Just before the Fourth of July holiday weekend, President Obama signed legislation that amounted to "a massive rescue package to address Puerto Rico’s debt crisis — just one day before the island must make a $2 billion payment." The Puerto Rican debt crisis is complicated, with numerous factors causing it. One of those factors, as the New York Times reported back in February, relates to "how Puerto Rico’s power authority has piled up $9 billion in debt." Two paragraphs in particular jump out at us (bolding added for emphasis):
...the island’s government is running out of cash, facing a total debt of $72 billion and already defaulting on some bonds — and an effort is underway to limit the free electricity, which is estimated to cost the power authority hundreds of millions of dollars.
...The free electrical power is just one example of the power authority’s complex and paradoxical role in the economy here. On Tuesday, [Puerto Rico Senate President Eduardo] Bhatia will begin hearings to determine who and what are to blame for the authority’s larger problems, especially its ancient and inefficient power plants, among the last in North America to burn oil. Culprits are expected to include the authority’s secretive purchasing managers, elected officials who wasted money on natural gas pipelines that were scrapped and an institutional hostility to wind and solar power that is hard to fathom on a breezy island where the sun shines most days.
To put Puerto Rico's energy situation into perspective, the U.S. Energy Information Administration's country profile has a few important data points:
- Puerto Rico relies heavily on fuel oil to generate its electricity: "Until recently, Puerto Rico obtained two-thirds of its electricity from petroleum, generated mainly at six PREPA stations with steam turbines, combustion turbines, and/or combined cycle technology."
- Fuel oil is very expensive: "In recent years, high world petroleum prices have driven typical Puerto Rican power prices to more than twice the U.S. states' average retail price. In 2015, PREPA electricity rates declined each month along with international petroleum prices, but, in December 2015, PREPA rates were still higher than rates in 49 of the 50 states. Only Hawaii's rates were higher."
- Beyond fuel oil, Puerto Rico relies almost exclusively on other fossil fuels for its electricity generation: "The other one-third of PREPA's power supply was almost evenly divided between natural gas and coal generation, provided by two independent power producers, plus a small fraction from hydroelectric generators."
- Despite having tremendous clean energy potential, solar and wind currently make up a tiny percentage of Puerto Rico's power generation mix. "As a result, in 2015, petroleum supplied half of the island's electricity, and natural gas supplied nearly one-third. Coal continued to supply about one-sixth of electricity, while renewables supplied about 2%."

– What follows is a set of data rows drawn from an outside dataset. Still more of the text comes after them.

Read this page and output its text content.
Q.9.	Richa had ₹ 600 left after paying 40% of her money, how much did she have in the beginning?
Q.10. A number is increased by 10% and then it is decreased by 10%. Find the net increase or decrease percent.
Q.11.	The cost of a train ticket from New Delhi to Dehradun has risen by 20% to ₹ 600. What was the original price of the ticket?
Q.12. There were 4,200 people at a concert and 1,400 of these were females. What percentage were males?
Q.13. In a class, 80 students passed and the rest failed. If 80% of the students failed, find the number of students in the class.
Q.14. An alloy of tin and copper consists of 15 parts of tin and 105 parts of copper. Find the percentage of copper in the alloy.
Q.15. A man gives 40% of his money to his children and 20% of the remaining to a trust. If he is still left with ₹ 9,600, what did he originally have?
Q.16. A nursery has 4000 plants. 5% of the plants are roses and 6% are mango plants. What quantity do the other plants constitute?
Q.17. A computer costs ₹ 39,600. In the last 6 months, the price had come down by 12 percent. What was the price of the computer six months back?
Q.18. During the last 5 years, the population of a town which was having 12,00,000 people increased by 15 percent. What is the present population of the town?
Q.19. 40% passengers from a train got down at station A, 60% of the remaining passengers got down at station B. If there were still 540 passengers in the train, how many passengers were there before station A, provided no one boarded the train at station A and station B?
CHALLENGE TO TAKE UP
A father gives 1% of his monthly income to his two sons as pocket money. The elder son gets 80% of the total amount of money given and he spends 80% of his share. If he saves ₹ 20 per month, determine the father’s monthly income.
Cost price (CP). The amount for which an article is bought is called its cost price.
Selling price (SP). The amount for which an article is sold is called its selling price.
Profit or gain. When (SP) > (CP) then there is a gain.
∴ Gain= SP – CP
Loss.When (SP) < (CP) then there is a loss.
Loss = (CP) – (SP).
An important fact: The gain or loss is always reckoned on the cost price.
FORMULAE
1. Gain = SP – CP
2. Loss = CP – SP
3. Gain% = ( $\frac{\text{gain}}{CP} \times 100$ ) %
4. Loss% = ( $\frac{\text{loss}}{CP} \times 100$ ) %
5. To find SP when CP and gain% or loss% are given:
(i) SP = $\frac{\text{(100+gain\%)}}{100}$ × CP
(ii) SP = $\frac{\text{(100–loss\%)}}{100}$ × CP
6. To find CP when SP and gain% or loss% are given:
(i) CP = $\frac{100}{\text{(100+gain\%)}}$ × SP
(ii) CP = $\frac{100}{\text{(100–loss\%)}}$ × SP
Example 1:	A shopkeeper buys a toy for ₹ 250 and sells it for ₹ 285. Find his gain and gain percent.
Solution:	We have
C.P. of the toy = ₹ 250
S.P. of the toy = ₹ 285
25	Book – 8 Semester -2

The answer, as this op-ed in The Hill (by Tom Sanzillo of the Institute for Energy Economics and Financial Analysis, "a think tank focused on clean energy issues") argues:
What’s overlooked in Puerto Rico’s debt crisis is how so much of it can be tied back to a dangerously fossil-fuel dependent and debt-laden electricity system...The Puerto Rico Electric Power Authority is deep under water, to the tune of $8 billion...
...Wrapped up in the thinking around how to reverse the island’s debt crisis is a deeply misguided refinancing of the power authority that gives bondholders a blank check and remakes the island’s electricity system into one almost wholly reliant on imported natural gas...
The irony in the Puerto Rico debt story is that the island is blessed with abundant sunshine, a resource that is all but ignored in the plan to switch the power authority from its current imported-oil-dependent grid to one tied almost completely to imported natural gas.
Indeed there is inexplicable and staunch institutional resistance in Puerto Rico to harnessing solar energy, which is now cost-competitive with traditional electricity-generation and spreading globally. A report we published in September shows how a new mindset among elected officials and utility managers would help right the ship.
Clearly, given the facts outlined above, switching from burning expensive, dirty fuel oil and other fossil fuels to clean energy - solar, wind, energy efficiency - would make an enormous amount of economic and environmental sense for Puerto Rico. Perhaps Puerto Rico might want to follow the lead of another island, Hawaii, in moving to 100% renewable energy?